Пока шел «процесс Розенталя», я лишь однажды посетил дядю Ро. Возможно, старик и заметил мою обеспокоенность чем-то, но ничего не сказал. Я же не мог молчать в те дни и прямо спросил дядю, что он думает о деле Розенталя. Спросил, конечно, не с порога, а после, когда мы уже сидели, как обычно, и слушали музыку. Дядя Ро удивленно поднял на меня глаза и ничего не ответил. Своим неожиданным вопросом я лишь вывел старика на мгновенье из состояния блаженного покоя. Очевидно ему было наплевать на Розенталя; он просто не считал этот процесс важным событием. Оно и понятно: ежедневно в мире гибнут тысячи людей, что за дело дяде Ро до какого-то там Розенталя. Да и воспринимает ли всерьез этот интеллигентнейший старик проблемы моего поколения!?

Способен ли, вообще, кто-нибудь понять следующее поколение!? Не по-родственному любить своих отпрысков, а именно понимать их. Ведь почти никто даже из людей среднего возраста не понимает музыку или фильмы, созданные молодежью, хотя музыка и кино — едва ли не самые доступные формы искусства. По-видимому, человек устроен так, что естественно воспринимает культуру и обычаи своего поколения, способен при желании понять культуру всех предыдущих и абсолютно глух ко всему, что появляется уже по прошествии его юности. Меня, к примеру, читают, судя по всему, почти исключительно мои сверстники. И уж во всяком случае не старики. Последние обычно чуть ли не подчеркнуто меня игнорируют. Разве что Президент, заигрывая с молодежью, может иногда меня похвалить. А впрочем, я и мои сверстники уже не молодежь. Да и Президент вовсе не так стар. С годами разница в возрасте стирается…

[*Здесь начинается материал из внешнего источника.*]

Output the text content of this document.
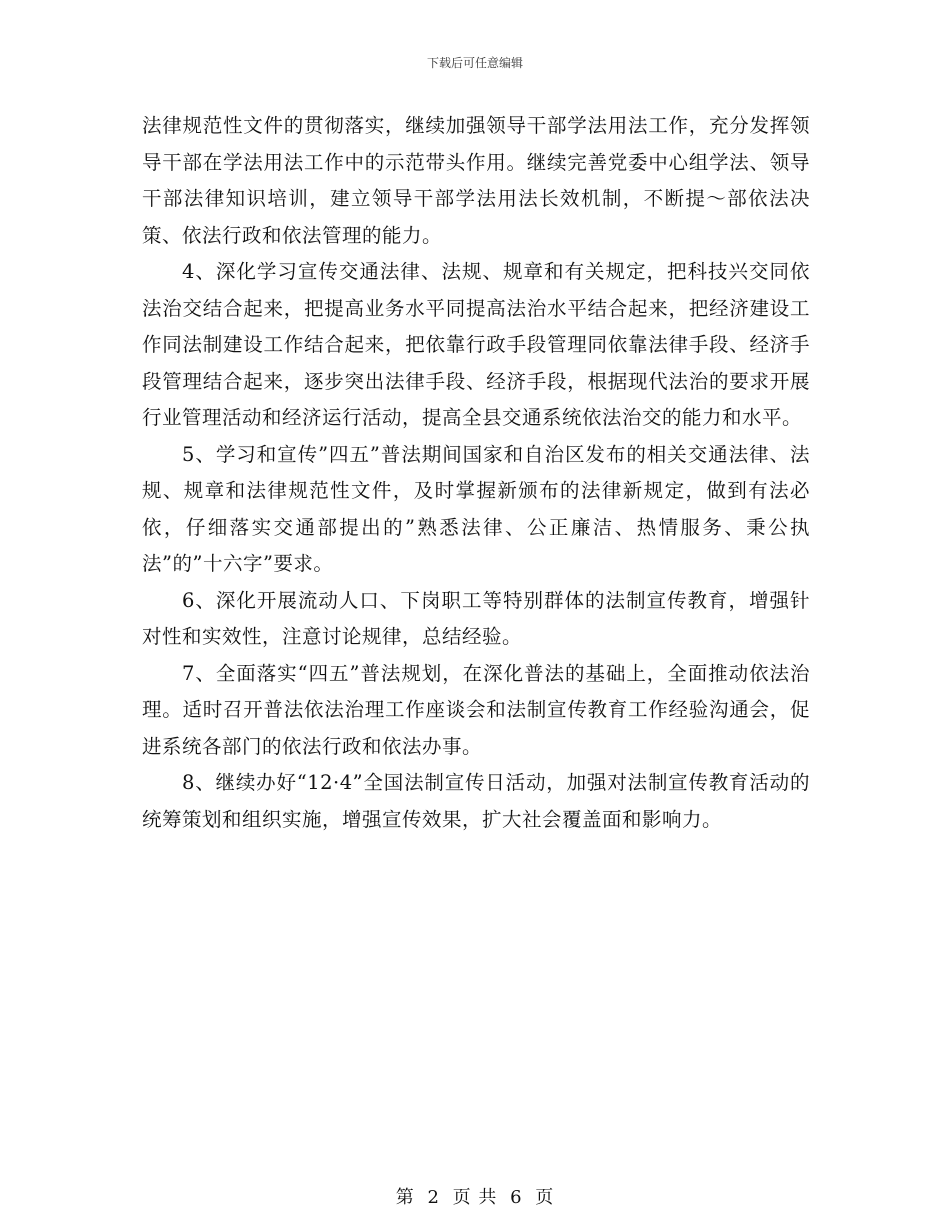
下载后可任意编辑

法律规范性文件的贯彻落实，继续加强领导干部学法用法工作，充分发挥领导干部在学法用法工作中的示范带头作用。继续完善党委中心组学法、领导干部法律知识培训，建立领导干部学法用法长效机制，不断提～部依法决策、依法行政和依法管理的能力。

4、深化学习宣传交通法律、法规、规章和有关规定，把科技兴交同依法治交结合起来，把提高业务水平同提高法治水平结合起来，把经济建设工作同法制建设工作结合起来，把依靠行政手段管理同依靠法律手段、经济手段管理结合起来，逐步突出法律手段、经济手段，根据现代法治的要求开展行业管理活动和经济运行活动，提高全县交通系统依法治交的能力和水平。

5、学习和宣传”四五”普法期间国家和自治区发布的相关交通法律、法规、规章和法律规范性文件，及时掌握新颁布的法律新规定，做到有法必依，仔细落实交通部提出的”熟悉法律、公正廉洁、热情服务、秉公执法”的”十六字”要求。

6、深化开展流动人口、下岗职工等特别群体的法制宣传教育，增强针对性和实效性，注意讨论规律，总结经验。

7、全面落实“四五”普法规划，在深化普法的基础上，全面推动依法治理。适时召开普法依法治理工作座谈会和法制宣传教育工作经验沟通会，促进系统各部门的依法行政和依法办事。

8、继续办好“12·4”全国法制宣传日活动，加强对法制宣传教育活动的统筹策划和组织实施，增强宣传效果，扩大社会覆盖面和影响力。

第 2 页 共 6 页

Робеспьер Розенталь получил «всего» пятнадцать лет, после чего его дело получило новый резонанс — теперь уже в качестве примера гуманности нашего правосудия. Мне его дело нанесло тяжелую моральную травму. Оно обнажило мою полную гражданскую несостоятельность, и тот грустный факт, что подавляющее большинство людей на моем месте даже не задумались бы над происходящим, отнюдь не служит мне утешением.

Вот так я и пишу. О самом главном не договаривая. И горжусь этим. Почти кичюсь. Порой говорю, что современной литературе должна быть свойственна недосказанность. А не от неумения ли раскрыть тему эта недосказанность? Или от боязни быть слишком правильно понятым?..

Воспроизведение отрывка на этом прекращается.